Victorian State Election 2010: Seymour

Victorian election guide

Electorate: Seymour

Margin: Labor 6.7%
Upper house region: Northern Victoria
Federal: McEwen
Click here for Victorian Electoral Commission map

The candidates

seymour - alp

SLATER, Huw
Greens

HARDMAN, Ben
Labor (top)

BEER, Jan
Independent

McLEISH, Cindy
Liberal (bottom)

TAURIAN, Adam
Country Alliance

ROLANDO, Anthony
Nationals

GUERRA, Robert
Family First

seymour-lib

Electorate analysis: The town of Seymour is located at the northern end of an electorate that extends through Yea to bushfire-ravaged Kinglake and Marysville, 60 kilometres to the south. Typically of a marginal rural electorate, Labor is strong in the larger booths in the towns (Seymour, Healesville and Kilmore) and weak in the many small rural booths. Seymour was won easily by the Liberals on its creation at the 1992 election, but the electorate did not take kindly to the Kennett government: a 6.8 per cent swing brought the seat on to Labor’s radar in 1996, and another 4.9 per cent shift when previous member Marie Tehan retired in 1999 delivered a 0.7 per cent win to Labor’s Ben Hardman, a former school principal aligned with the Labor Unity (Right) faction. Hardman prevailed over an unfavourable redistribution at the 2002 election by picking up a 9.4 per cent swing, before suffering a 3.4 per cent correction in 2006. He was subsequently promoted to parliamentary secretary, firstly for agriculture before a tactically astute move to “community development and bushfire reconstruction” in January 2010.

The Liberals originally endorsed Mike Laker, a wholesale importer who according to The Weekly Times won preselection ahead of local property owner Cindy McLeish by 45 votes to 12. However, Laker withdrew a week into the campaign for “personal reasons”, which few doubted revolved around a talk radio caller’s claim that Laker he put it to him that the government was planning to house 50 Somali families in the electorate and provide them with free cars.
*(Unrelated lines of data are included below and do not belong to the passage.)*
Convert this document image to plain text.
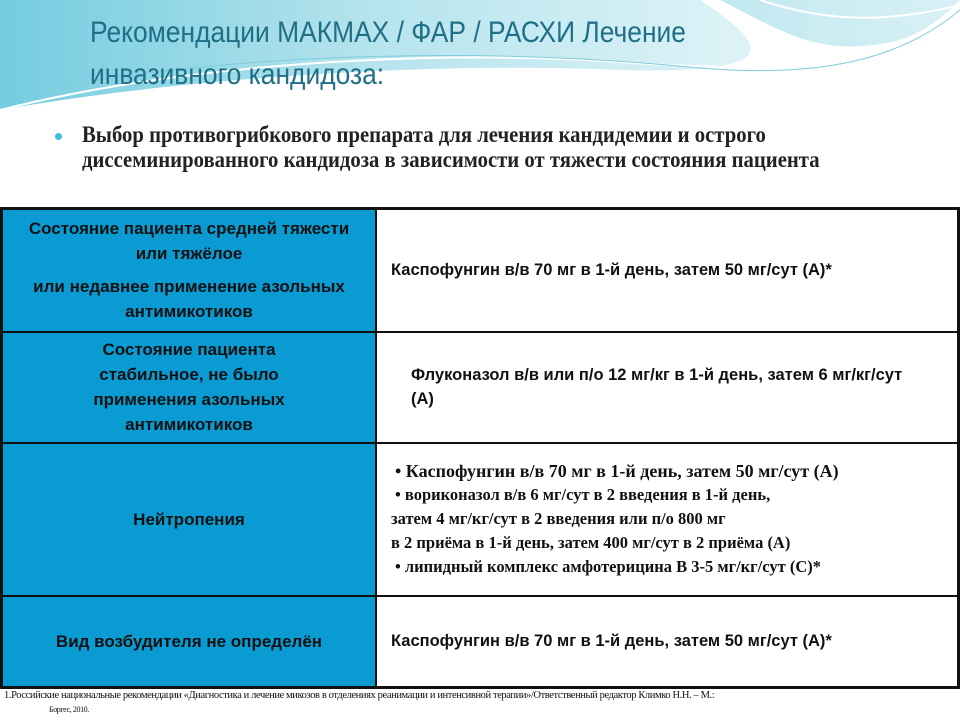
Рекомендации МАКМАХ / ФАР / РАСХИ Лечение инвазивного кандидоза:
Выбор противогрибкового препарата для лечения кандидемии и острого диссеминированного кандидоза в зависимости от тяжести состояния пациента
Состояние пациента средней тяжести или тяжёлое
или недавнее применение азольных антимикотиков	Каспофунгин в/в 70 мг в 1-й день, затем 50 мг/сут (А)*

Состояние пациента стабильное, не было применения азольных антимикотиков	Флуконазол в/в или п/о 12 мг/кг в 1-й день, затем 6 мг/кг/сут (А)

Нейтропения	• Каспофунгин в/в 70 мг в 1-й день, затем 50 мг/сут (А)
• вориконазол в/в 6 мг/сут в 2 введения в 1-й день,
затем 4 мг/кг/сут в 2 введения или п/о 800 мг
в 2 приёма в 1-й день, затем 400 мг/сут в 2 приёма (А)
• липидный комплекс амфотерицина В 3-5 мг/кг/сут (С)*

Вид возбудителя не определён	Каспофунгин в/в 70 мг в 1-й день, затем 50 мг/сут (А)*
1.Российские национальные рекомендации «Диагностика и лечение микозов в отделениях реанимации и интенсивной терапии»/Ответственный редактор Климко Н.Н. – М.:
Боргес, 2010.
With only a week to find a new candidate before the closure of nominations, the endorsement was given to McLeish. McLeish had reportedly been backed in the original preselection by local electorate chairman Mike Dalmau and upper house MP Donna Petrovich, and Laker proclaimed himself “frustrated” by the lack of support they had given his campaign.

The Weekly Times also talked up the chances of independent Jan Beer, running on behalf of the Plug the Pipe campaign against locally contentious government plans to pipe water from Lake Eildon to Melbourne. McLeish also has connections with the campaign, being the owner of a property on the route of the pipeline.